Digital technology was supposed to make advertising more measura‑ ble and accountable. Yet many challenges, such as attribution, remain—making it difficult to measure the effectiveness of ads. How can you measure and optimize marketing spend? Chapter 9 describes new research that points to some useful directions to help companies in this important task.

Rebuild Your Organization

Managing the digital transition in a large organization is a nontrivial task. As you try to strengthen your core business and build for the future at the same time, you’ll face the challenge of running two organizations in parallel. As a result, revenues and profits often decline during the transition period before they go back up, which can shake the resolve of even the most confident CEO. Chapter 10 discusses the challenges in managing the digital transition and highlights how companies like Adobe have successfully navigated this passage.

How do you design an organization for innovation? As I mentioned earlier, creating a separate entrepreneurial group to bring digital innovation into a legacy company is like launching a speedboat to help maneuver a large ship. So instead of launching a speedboat, you must create a “landing dock” where new initiatives, or speedboats, can dock, leverage the power of the mothership, and help change its course over time. We’ll cover this in chapter 11.

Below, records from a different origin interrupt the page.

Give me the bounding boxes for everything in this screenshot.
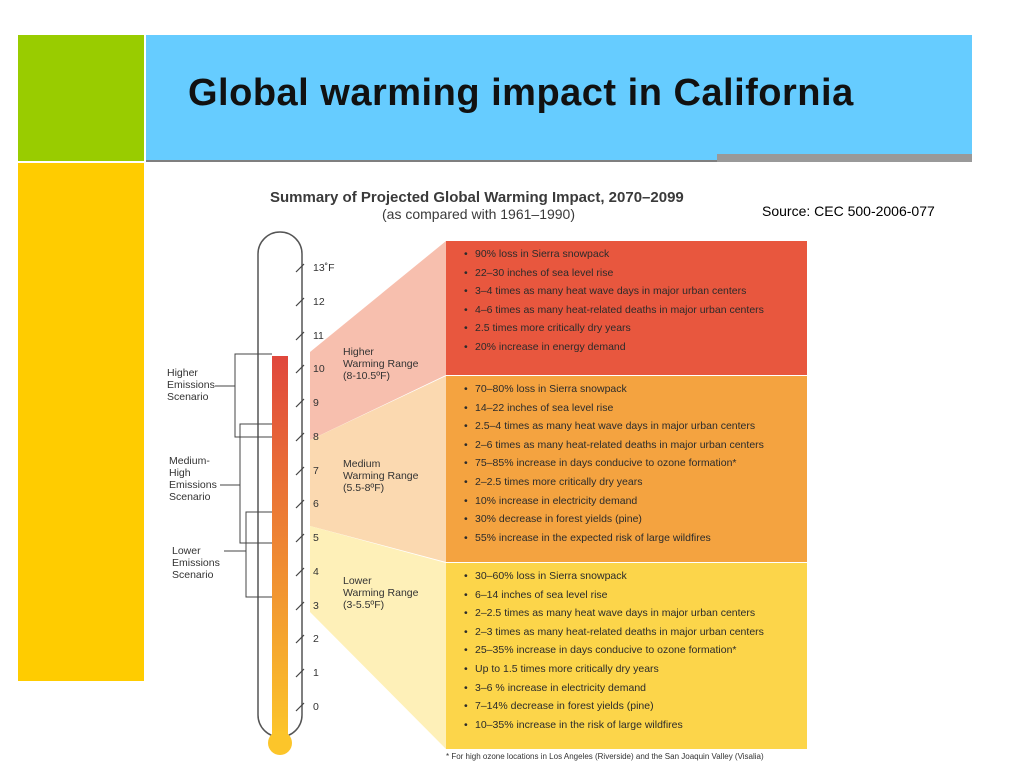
impact-item: 20% increase in energy demand (464, 338, 807, 357)
impact-item: 14–22 inches of sea level rise (464, 399, 807, 418)
slide-title: Global warming impact in California (188, 72, 854, 114)
impact-item: 30% decrease in forest yields (pine) (464, 510, 807, 529)
impact-item: 2–6 times as many heat-related deaths in… (464, 436, 807, 455)
tick-label: 7 (313, 465, 319, 477)
higher-warming-range-label: Higher Warming Range (8-10.5ºF) (343, 346, 419, 382)
higher-scenario-bracket (234, 353, 272, 438)
higher-range-impacts: 90% loss in Sierra snowpack 22–30 inches… (446, 241, 807, 375)
tick-label: 11 (313, 330, 324, 342)
impact-item: 2–2.5 times more critically dry years (464, 473, 807, 492)
green-accent-block (18, 35, 144, 161)
higher-emissions-scenario-label: Higher Emissions Scenario (167, 367, 215, 403)
medium-scenario-bracket (239, 423, 272, 544)
lower-warming-range-label: Lower Warming Range (3-5.5ºF) (343, 575, 419, 611)
impact-item: 30–60% loss in Sierra snowpack (464, 567, 807, 586)
impact-item: 70–80% loss in Sierra snowpack (464, 380, 807, 399)
lower-range-wedge (310, 526, 446, 749)
title-banner (146, 35, 972, 161)
tick-label: 9 (313, 397, 319, 409)
figure-subtitle: (as compared with 1961–1990) (382, 206, 576, 222)
impact-item: 55% increase in the expected risk of lar… (464, 529, 807, 548)
thermometer-bulb (268, 731, 292, 755)
tick-label: 2 (313, 633, 319, 645)
impact-item: 10–35% increase in the risk of large wil… (464, 716, 807, 735)
header-divider-accent (717, 154, 972, 162)
source-note: Source: CEC 500-2006-077 (762, 203, 935, 219)
impact-item: 10% increase in electricity demand (464, 492, 807, 511)
lower-emissions-scenario-label: Lower Emissions Scenario (172, 545, 220, 581)
tick-label: 0 (313, 701, 319, 713)
medium-warming-range-label: Medium Warming Range (5.5-8ºF) (343, 458, 419, 494)
lower-range-impacts: 30–60% loss in Sierra snowpack 6–14 inch… (446, 563, 807, 749)
tick-label: 4 (313, 566, 319, 578)
impact-item: 2.5 times more critically dry years (464, 319, 807, 338)
impact-item: 2–2.5 times as many heat wave days in ma… (464, 604, 807, 623)
impact-item: 2–3 times as many heat-related deaths in… (464, 623, 807, 642)
impact-item: 7–14% decrease in forest yields (pine) (464, 697, 807, 716)
impact-item: 75–85% increase in days conducive to ozo… (464, 454, 807, 473)
higher-range-wedge (310, 241, 446, 440)
impact-item: 4–6 times as many heat-related deaths in… (464, 301, 807, 320)
medium-range-wedge (310, 376, 446, 562)
tick-label: 1 (313, 667, 319, 679)
tick-label: 10 (313, 363, 325, 375)
tick-label: 12 (313, 296, 325, 308)
impact-item: 6–14 inches of sea level rise (464, 586, 807, 605)
lower-scenario-bracket (245, 511, 272, 598)
tick-label: 13˚F (313, 262, 335, 274)
medium-high-emissions-scenario-label: Medium- High Emissions Scenario (169, 455, 217, 503)
scale-ticks (295, 263, 305, 712)
impact-item: 22–30 inches of sea level rise (464, 264, 807, 283)
figure-footnote: * For high ozone locations in Los Angele… (446, 752, 764, 761)
medium-range-impacts: 70–80% loss in Sierra snowpack 14–22 inc… (446, 376, 807, 562)
impact-item: 3–4 times as many heat wave days in majo… (464, 282, 807, 301)
tick-label: 3 (313, 600, 319, 612)
impact-item: 2.5–4 times as many heat wave days in ma… (464, 417, 807, 436)
tick-label: 5 (313, 532, 319, 544)
tick-label: 8 (313, 431, 319, 443)
impact-item: 25–35% increase in days conducive to ozo… (464, 641, 807, 660)
header-divider (146, 160, 972, 162)
figure-title: Summary of Projected Global Warming Impa… (270, 189, 684, 206)
tick-label: 6 (313, 498, 319, 510)
scenario-brackets (215, 353, 272, 598)
impact-item: Up to 1.5 times more critically dry year… (464, 660, 807, 679)
impact-item: 90% loss in Sierra snowpack (464, 245, 807, 264)
yellow-accent-block (18, 163, 144, 681)
impact-item: 3–6 % increase in electricity demand (464, 679, 807, 698)
thermometer-mercury (272, 356, 288, 736)
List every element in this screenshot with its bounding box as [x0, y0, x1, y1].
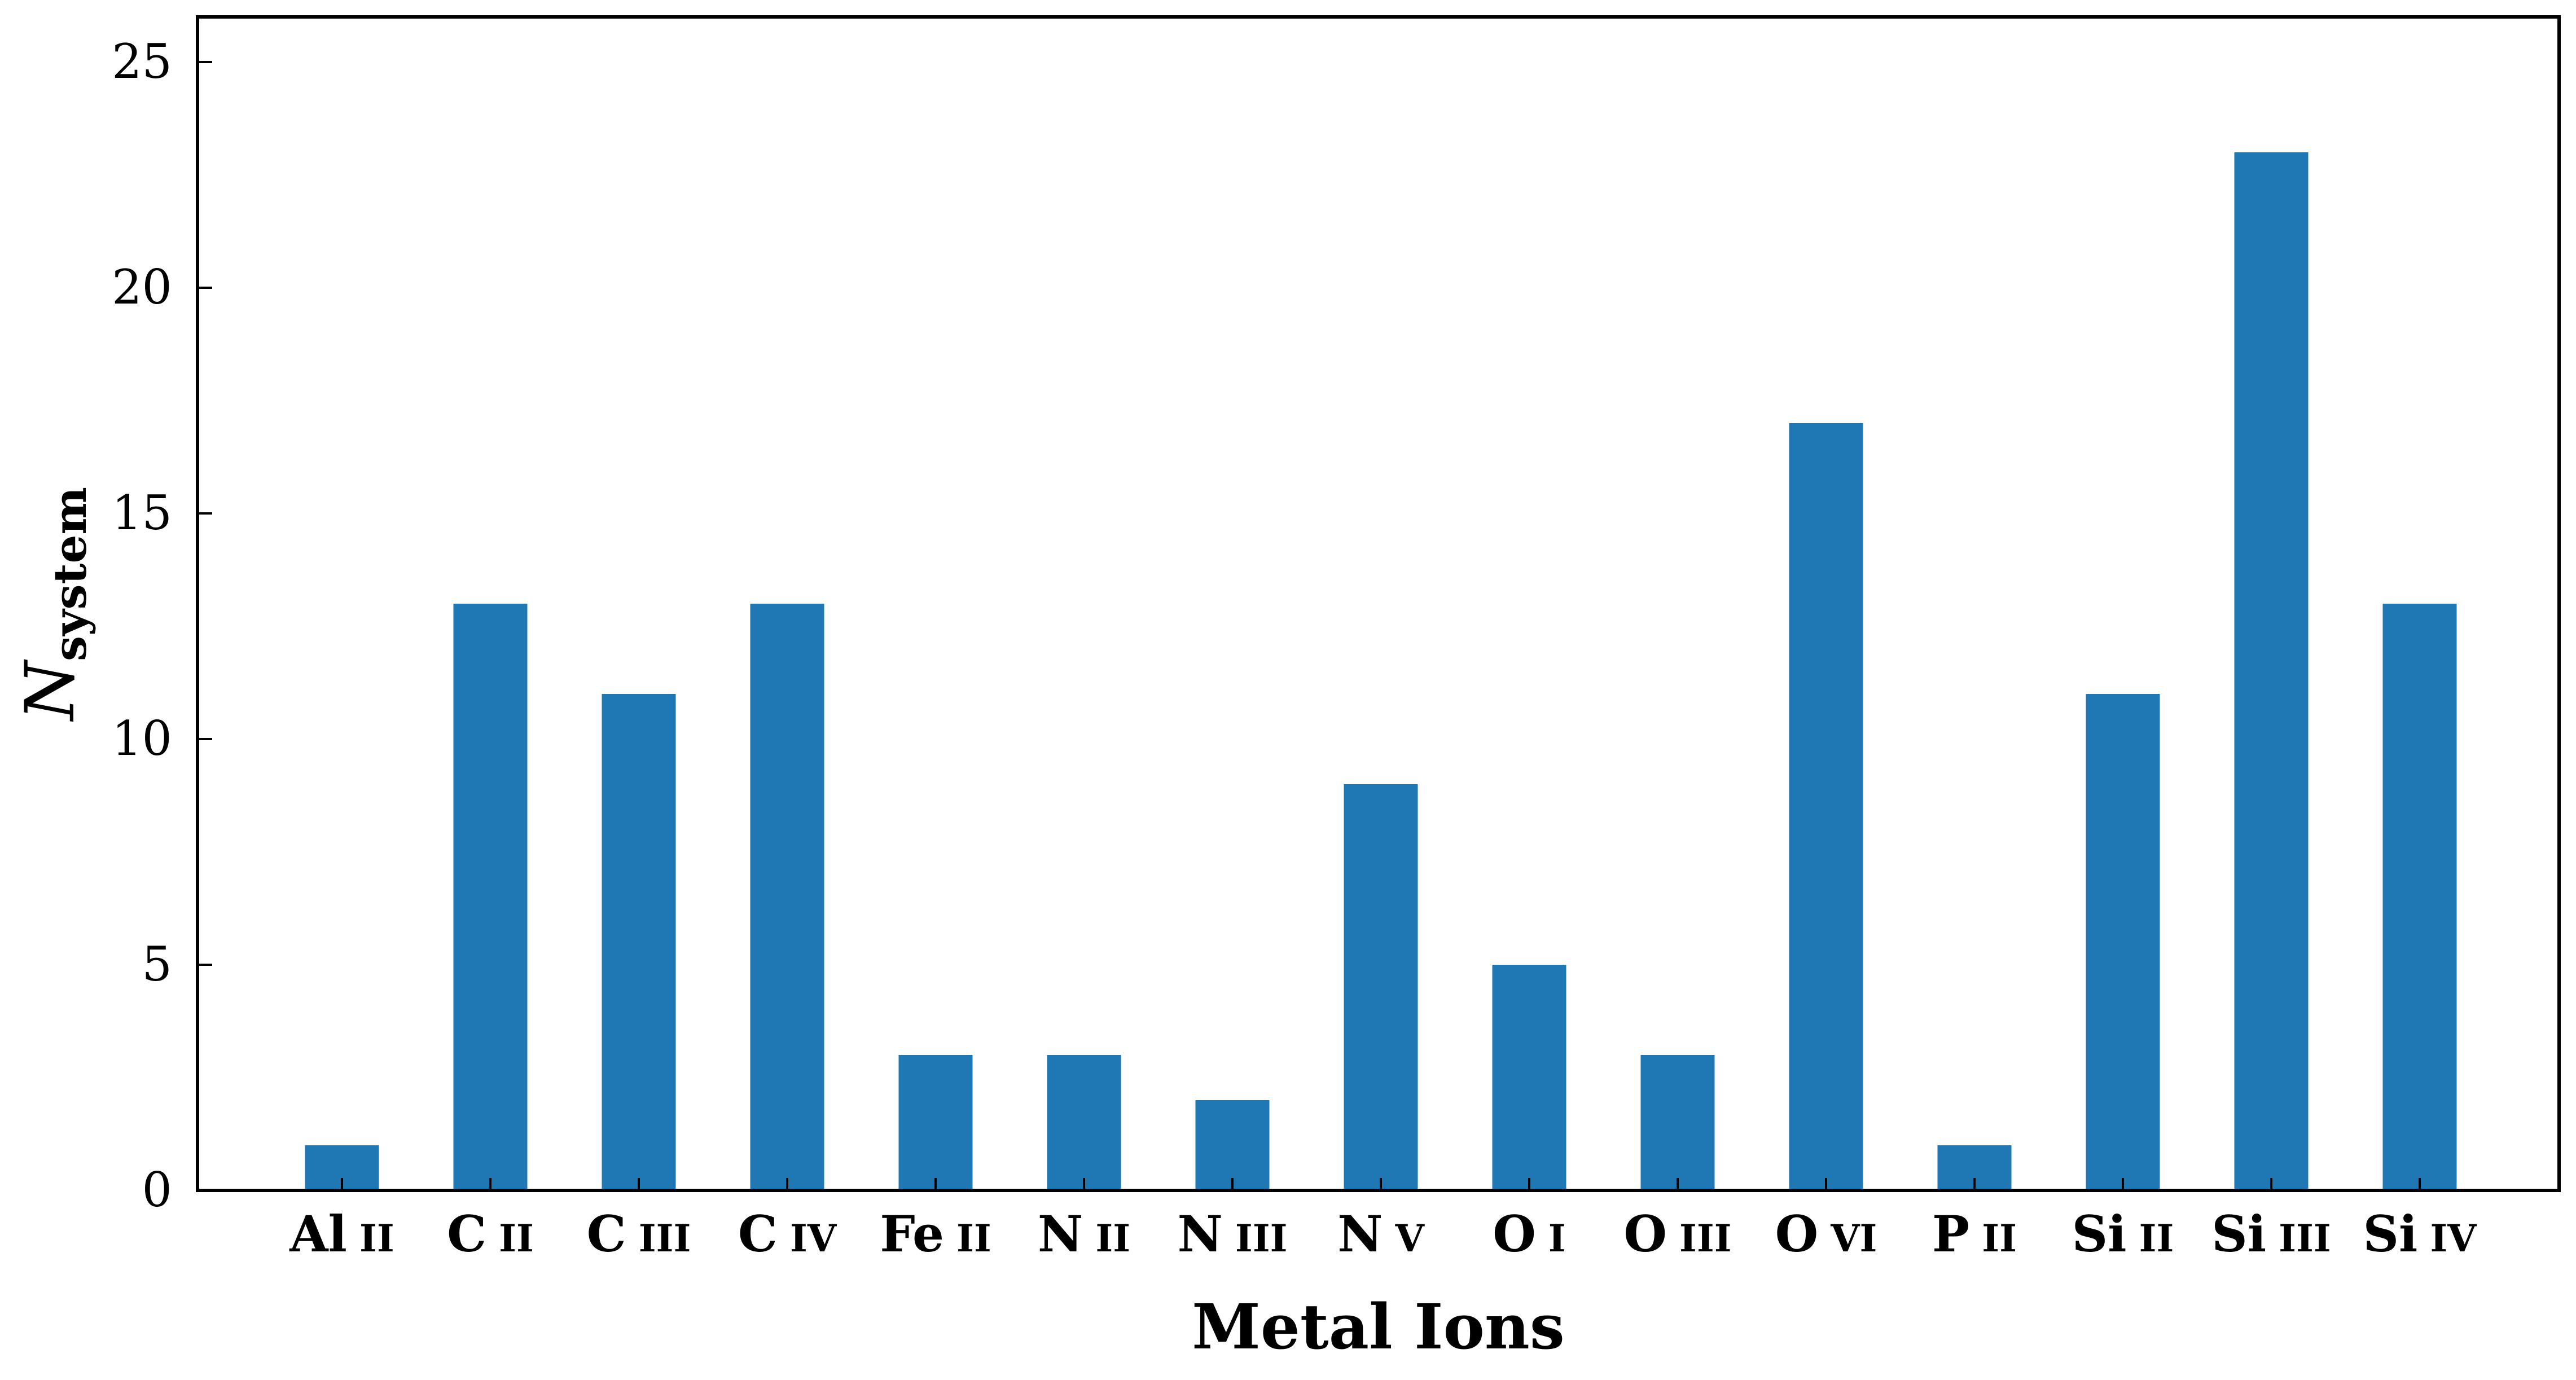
x-tick-ion: V: [1395, 1216, 1425, 1260]
x-tick-label: C IV: [738, 1205, 837, 1263]
x-tick-label: O VI: [1775, 1205, 1877, 1263]
y-axis: 0 5 10 15 20 25: [112, 34, 212, 1218]
x-tick-element: C: [447, 1205, 486, 1263]
x-tick-ion: II: [499, 1216, 534, 1260]
y-tick-label: 10: [112, 711, 172, 766]
y-tick-label: 15: [112, 485, 172, 540]
x-tick-label: C II: [447, 1205, 534, 1263]
x-tick-element: N: [1337, 1205, 1383, 1263]
x-axis-label: Metal Ions: [1192, 1290, 1565, 1363]
x-tick-ion: II: [359, 1216, 394, 1260]
y-tick-label: 0: [142, 1162, 172, 1218]
x-tick-ion: III: [639, 1216, 691, 1260]
x-tick-ion: III: [1679, 1216, 1732, 1260]
x-tick-element: Si: [2211, 1205, 2266, 1263]
x-tick-label: N II: [1038, 1205, 1130, 1263]
x-tick-element: Al: [289, 1205, 347, 1263]
bar-o-vi: [1789, 423, 1863, 1190]
x-tick-label: O III: [1623, 1205, 1731, 1263]
bars-group: [305, 152, 2457, 1190]
plot-frame: [196, 15, 2561, 1192]
bar-si-iii: [2234, 152, 2309, 1190]
bar-fe-ii: [898, 1055, 973, 1190]
x-tick-ion: II: [1095, 1216, 1130, 1260]
x-tick-label: Si IV: [2363, 1205, 2477, 1263]
x-tick-ion: III: [1235, 1216, 1288, 1260]
x-tick-ion: II: [2139, 1216, 2174, 1260]
x-tick-label: N III: [1177, 1205, 1287, 1263]
y-tick-label: 25: [112, 34, 172, 89]
x-tick-element: O: [1493, 1205, 1536, 1263]
bar-si-iv: [2382, 604, 2457, 1190]
x-tick-ion: IV: [2430, 1216, 2477, 1260]
x-tick-element: Si: [2072, 1205, 2127, 1263]
x-tick-ion: II: [1982, 1216, 2017, 1260]
bar-o-i: [1492, 965, 1566, 1190]
bar-c-ii: [453, 604, 528, 1190]
x-tick-element: Fe: [880, 1205, 944, 1263]
x-tick-label: Si III: [2211, 1205, 2331, 1263]
y-tick-label: 5: [142, 937, 172, 992]
bar-n-ii: [1047, 1055, 1121, 1190]
y-tick-label: 20: [112, 260, 172, 315]
x-tick-ion: IV: [790, 1216, 837, 1260]
x-tick-ion: I: [1548, 1216, 1566, 1260]
x-tick-label: P II: [1932, 1205, 2017, 1263]
x-tick-label: C III: [587, 1205, 691, 1263]
y-axis-label-main: N: [11, 659, 90, 722]
x-tick-ion: III: [2279, 1216, 2331, 1260]
bar-o-iii: [1640, 1055, 1715, 1190]
bar-n-iii: [1195, 1100, 1270, 1190]
x-tick-element: N: [1177, 1205, 1222, 1263]
x-tick-ion: VI: [1830, 1216, 1877, 1260]
x-tick-ion: II: [956, 1216, 991, 1260]
bar-c-iii: [602, 694, 676, 1190]
x-tick-label: Fe II: [880, 1205, 991, 1263]
x-tick-element: C: [738, 1205, 778, 1263]
x-tick-label: Al II: [289, 1205, 394, 1263]
x-tick-element: O: [1623, 1205, 1667, 1263]
y-axis-label: Nsystem: [11, 487, 96, 722]
x-tick-element: O: [1775, 1205, 1819, 1263]
bar-si-ii: [2086, 694, 2160, 1190]
x-tick-element: P: [1932, 1205, 1969, 1263]
x-axis: Al II C II C III C IV Fe II N II N III N V O I O III O VI P II S…: [289, 1178, 2477, 1263]
y-axis-label-sub: system: [43, 487, 96, 661]
x-tick-element: N: [1038, 1205, 1083, 1263]
x-tick-label: Si II: [2072, 1205, 2174, 1263]
bar-c-iv: [750, 604, 824, 1190]
x-tick-element: C: [587, 1205, 626, 1263]
bar-n-v: [1344, 784, 1418, 1190]
x-tick-element: Si: [2363, 1205, 2417, 1263]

Data, artificial intelligence, and machine learning are automating tasks and having a significant impact on jobs and the skills and capabilities that companies will need in the future. Technology is also allowing firms to move to a more data-driven and less subjective approach to talent management. New and innovative ways of hiring and managing talent are emerging. Chapter 12 discusses these topics and describes how Knack, a San Francisco–based company, uses mobile games to help its clients recruit talent. Each ten-minute game provides Knack thousands of data points—pertaining to such things as how people process information, how they handle challenges, and how they learn from their mistakes. Knack’s innovative approach has won the company ardent fans and influential clients, including AXA, BCG, Nestlé, and Citigroup.

The rest of the book will discuss further the four major areas of digital transformation shown in figure I-1. Each chapter will describe in detail the three topics within each of these areas, highlight best practices, and address some of the questions raised above.